13 SEPTEMBER 2002: SHELDON
ROCHLIN, R.I.P.
FROM THE MYSTIC
FIRE WEBSITE:

Sheldon Rochlin, filmmaker,
publisher, producer and founder of Mystic Fire Video, left his body on
June 24th 2002 of pneumonia in New York City. He was 63. The arc of his
life and creativity covered an extraordinary and diverse ground. He touched
many lives.
From 1960 to 1970 he was
part of the New York independent and experimental film scene and traveled
to Europe where he completed his first films Vali-The Witch of Positano
and Dope, which are considered underground classics. In 1968 he filmed
two historic cultural events of the time: The Living Theatres performance
of Paradise Now at the Sportspalast in Berlin and Electric Bath, his documentary
of The Bath Festival in England.
Mr. Rochlin then traveled
to India where he resided at the Sri Aurobindo ashram where he met the
Mother and documented her last Darsham. He recorded the Breaking of the
Ground at Auroville and established a video archival project there. He
traveled then to Dharamsala where he met His Holiness The IVth Dalai Lama
and arranged the first trip out of India of the Gyuto Monks with whom he
traveled and filmed Tantra of Gyuto: Sacred Rituals of Tibet. His other
films of that period include: Tibetan Medicine in which he documents the
insights and practice of Tibet’s first woman doctor, Lopsang Dolma and
Nepal Land of the Gods.
In 1977 he joined forces
with Maxine Harris with whom he established Mystic Fire Video. Their filmic
collaborations include: Hymn to the Mystic Fire; Secret Egypt; Signals
Through the Flames, Metamorphosis, the Essential Teachings of the Buddha
by His Holiness the Dalai Lama, and Sukhavati Place of Bliss with Joseph
Campbell. Mystic Fire Video continues to produce, publish and distribute.

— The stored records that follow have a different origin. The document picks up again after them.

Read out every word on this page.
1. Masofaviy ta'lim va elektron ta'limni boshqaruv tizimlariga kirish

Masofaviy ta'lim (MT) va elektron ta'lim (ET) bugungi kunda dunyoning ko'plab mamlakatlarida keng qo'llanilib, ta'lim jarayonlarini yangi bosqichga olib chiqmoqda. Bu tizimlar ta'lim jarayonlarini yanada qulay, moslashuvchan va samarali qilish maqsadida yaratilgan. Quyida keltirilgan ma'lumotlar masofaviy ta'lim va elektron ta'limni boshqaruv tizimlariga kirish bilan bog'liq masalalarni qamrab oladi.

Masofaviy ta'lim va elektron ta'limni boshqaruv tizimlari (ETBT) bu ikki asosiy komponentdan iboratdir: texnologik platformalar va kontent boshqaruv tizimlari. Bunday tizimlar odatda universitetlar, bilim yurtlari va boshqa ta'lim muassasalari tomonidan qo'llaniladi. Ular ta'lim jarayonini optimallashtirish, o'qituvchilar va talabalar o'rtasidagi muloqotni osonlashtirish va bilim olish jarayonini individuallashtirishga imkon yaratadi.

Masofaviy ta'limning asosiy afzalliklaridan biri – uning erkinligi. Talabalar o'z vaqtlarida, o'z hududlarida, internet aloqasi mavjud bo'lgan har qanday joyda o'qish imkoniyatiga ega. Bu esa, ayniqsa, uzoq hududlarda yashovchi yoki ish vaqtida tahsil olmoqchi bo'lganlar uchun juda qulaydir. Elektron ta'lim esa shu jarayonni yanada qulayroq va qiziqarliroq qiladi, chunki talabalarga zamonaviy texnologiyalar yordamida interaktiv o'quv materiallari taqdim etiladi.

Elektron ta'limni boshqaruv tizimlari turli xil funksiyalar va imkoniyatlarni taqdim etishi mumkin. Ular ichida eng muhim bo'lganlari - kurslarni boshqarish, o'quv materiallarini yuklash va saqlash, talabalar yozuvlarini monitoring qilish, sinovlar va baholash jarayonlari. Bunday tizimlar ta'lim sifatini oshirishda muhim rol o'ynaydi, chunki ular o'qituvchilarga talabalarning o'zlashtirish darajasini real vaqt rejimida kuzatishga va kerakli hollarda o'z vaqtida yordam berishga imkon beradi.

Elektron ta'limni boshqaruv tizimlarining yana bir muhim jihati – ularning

He was currently finishing
an in-depth documentary of the Kalachakra ceremony documenting the Dalai
Lama who performs the foundational liturgy of the Tantric teachings which
are his mandate to preserve; and Coincidencia Oppositirum, a work of alchemy
with Terence McKenna.
He is survived by his wife,
Maxine Harris, his step-children, Rhana, Branwyn, and Morgan Harris, and
Ptolemy Mann; and his sister Bernice Brown.